It was Monday September 27th, 1993 and I was not even a month into my Junior year of High School. This day started out like most others, and as my Mother was dropping me off for school, one of the Secretaries came running out of the Administration building to eagerly greet me.
While in my Sophmore year I took a Computers elective class that was that was normally only available to Junior and Senior students, but because it was the last year they were offering it, I was able to enroll. This class was at the tail end of the 8-bit Apple computer era in schools, we had a bunch of Apple IIe, and some Apple IIgs computers. The teacher had successfully lobbied to purchase an IBM clone computer, it was a 386DX-25 with a VGA monitor, a pretty nice machine for the day.
I scored highly in the Computers class, probably the best grade I ever got in High School — I think my GPA averaged about 2 over the 4 years. High School was a difficult time for me because I was a teenager trying to find a niche and I never enjoyed subjects such as English. I do not like to read fiction, most of my reading has been non-fiction and technical books. I also did not like homework, and when 30-40% of your grade is based on homework, it’s hard to get good grades even if you score perfectly during in-class assignments or tests.
Anyway, apparently I had gained a reputation while a student in the Computers class and the school administration sought me out when their Novell server crashed. The story about the crash may or may not have had something to do with the Janitorial staff and the computer falling off the shelf it was sitting on.
The hard disk drive had been recently replaced by a parent who also ran a computer consulting business, but when the HDD crashed they were unavailable. The secretaries saw me and called me into the office to see if I could do anything, they had also called another computer repair/consultant who arrived later. The HDD was a Conner Peripherals IDE drive, very common for the era, it had been mounted upside down in a desktop AT case with 1 screw holding it in. Definitely not the quality you’d expect from someone who runs a consulting business, but common for “free” work done for schools on the side.
The other consultant showed up and left once it was clear there was no new replacement drive available, no “emergency funding” to acquire one that day, and a 16 year old High School kid looking over your shoulder.
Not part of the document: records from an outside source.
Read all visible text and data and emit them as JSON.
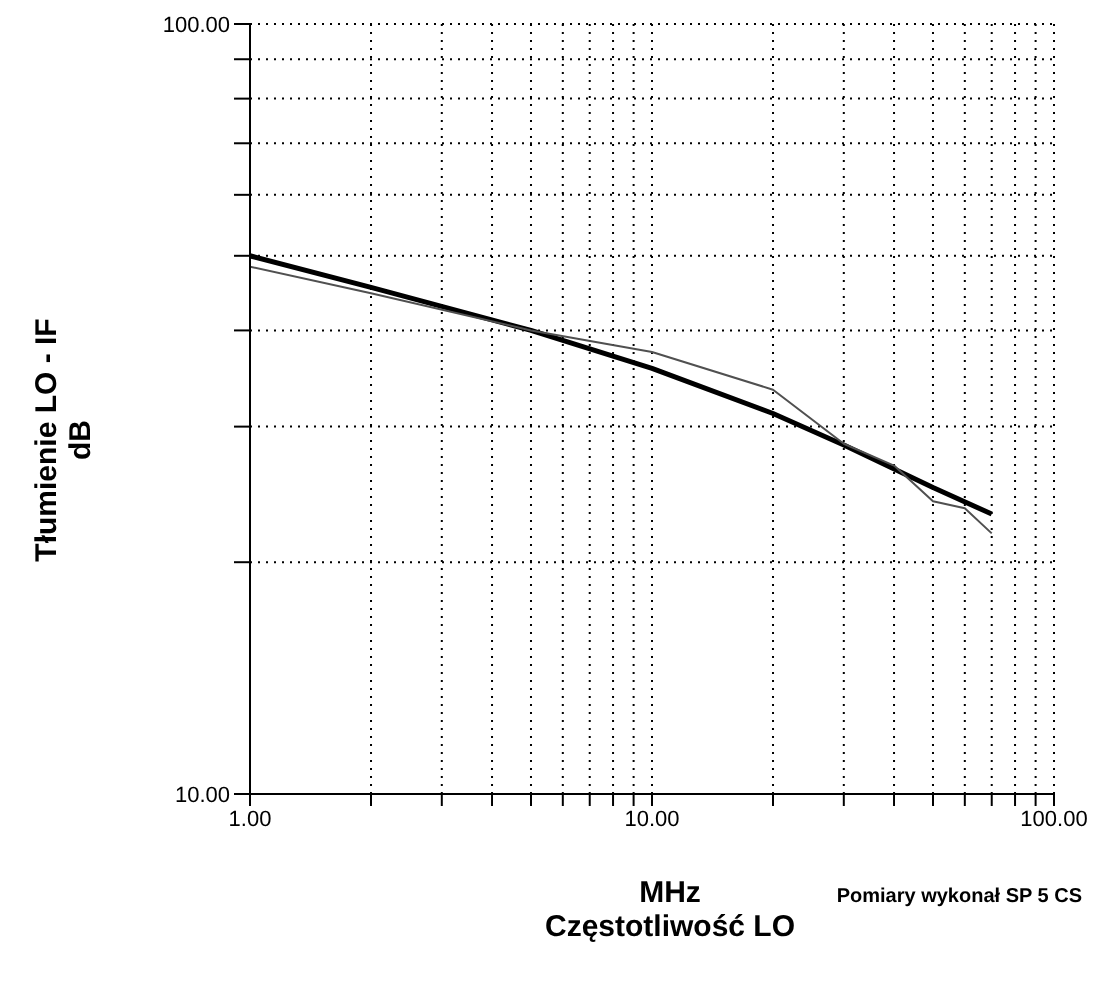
{
  "chart_data": {
    "type": "line",
    "xlabel": "MHz\nCzęstotliwość LO",
    "ylabel": "Tłumienie LO - IF\ndB",
    "annotations": [
      "Pomiary wykonał SP 5 CS"
    ],
    "log": "xy",
    "grid": true,
    "marker": "none",
    "line_style": "solid",
    "xlim": [
      1,
      100
    ],
    "ylim": [
      10,
      100
    ],
    "xticks": [
      {
        "value": 1,
        "label": "1.00"
      },
      {
        "value": 2,
        "label": null
      },
      {
        "value": 3,
        "label": null
      },
      {
        "value": 4,
        "label": null
      },
      {
        "value": 5,
        "label": null
      },
      {
        "value": 6,
        "label": null
      },
      {
        "value": 7,
        "label": null
      },
      {
        "value": 8,
        "label": null
      },
      {
        "value": 9,
        "label": null
      },
      {
        "value": 10,
        "label": "10.00"
      },
      {
        "value": 20,
        "label": null
      },
      {
        "value": 30,
        "label": null
      },
      {
        "value": 40,
        "label": null
      },
      {
        "value": 50,
        "label": null
      },
      {
        "value": 60,
        "label": null
      },
      {
        "value": 70,
        "label": null
      },
      {
        "value": 80,
        "label": null
      },
      {
        "value": 90,
        "label": null
      },
      {
        "value": 100,
        "label": "100.00"
      }
    ],
    "yticks": [
      {
        "value": 10,
        "label": "10.00"
      },
      {
        "value": 20,
        "label": null
      },
      {
        "value": 30,
        "label": null
      },
      {
        "value": 40,
        "label": null
      },
      {
        "value": 50,
        "label": null
      },
      {
        "value": 60,
        "label": null
      },
      {
        "value": 70,
        "label": null
      },
      {
        "value": 80,
        "label": null
      },
      {
        "value": 90,
        "label": null
      },
      {
        "value": 100,
        "label": "100.00"
      }
    ],
    "series": [
      {
        "color": "#000000",
        "x": [
          1,
          2,
          5,
          10,
          20,
          30,
          50,
          70
        ],
        "values": [
          50,
          45.5,
          40,
          35.7,
          31.2,
          28.4,
          25,
          23.1
        ]
      },
      {
        "color": "#505050",
        "x": [
          1,
          2,
          5,
          10,
          20,
          30,
          40,
          50,
          60,
          70
        ],
        "values": [
          48.4,
          44.7,
          40,
          37.5,
          33.5,
          28.5,
          26.7,
          24,
          23.5,
          21.8
        ]
      }
    ]
  }
}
The disk drive was probably a $100-200 part back then, to acquire a new one you’d have to drive to Fry’s Electronics and in good traffic it would have been a 3 hour round trip.
Fortunately they had the old 71MB drive still and they had nightly tape backups that had run before the crash! I set about getting the old drive installed and running, then later restoring the most recent backups. They were working with the old data initially but in a day or 2 they had the most recently available backup data.
I read stories today about High School aged kids that are doing amazing things that blow my mind. The fact that they are so advanced at that age today makes me feel antique.
But then I think back to my time at that age and how we were learning and metaphorically bringing the darkness into light. The Internet was still capitalized and the way people connected and exchanged electronic information was via modems. The fastest modem I had available to me was 9600bps, today the minimum requirement the FCC calls Broadband is 25Mbps — that’s even a stretch for many rural areas of the country.
For those of you who don’t natively understand bits and bytes, it takes 1Mbps to stream mediocre quality HD video (1280×720), it takes about 7Mbps to stream high quality 1080p video, and close to 20Mbps for 4K video. 9600bps isn’t even enough to stream poor quality music, it’s about enough to have a poor quality phone conversation.
So, while I am very impressed with the achievements of today’s youth, I have to remind myself that they have the advantage of growing up with Google and having easy access to modern technologies. I won’t disparage my memories of my youth because we were literally bringing light to the dark ages and forming the foundations for the technologies today’s youth take for granted. I don’t want to be misunderstood, we weren’t any better than today’s youth, they are simply starting from a point that took us a very long time to reach — like a relay race for technology.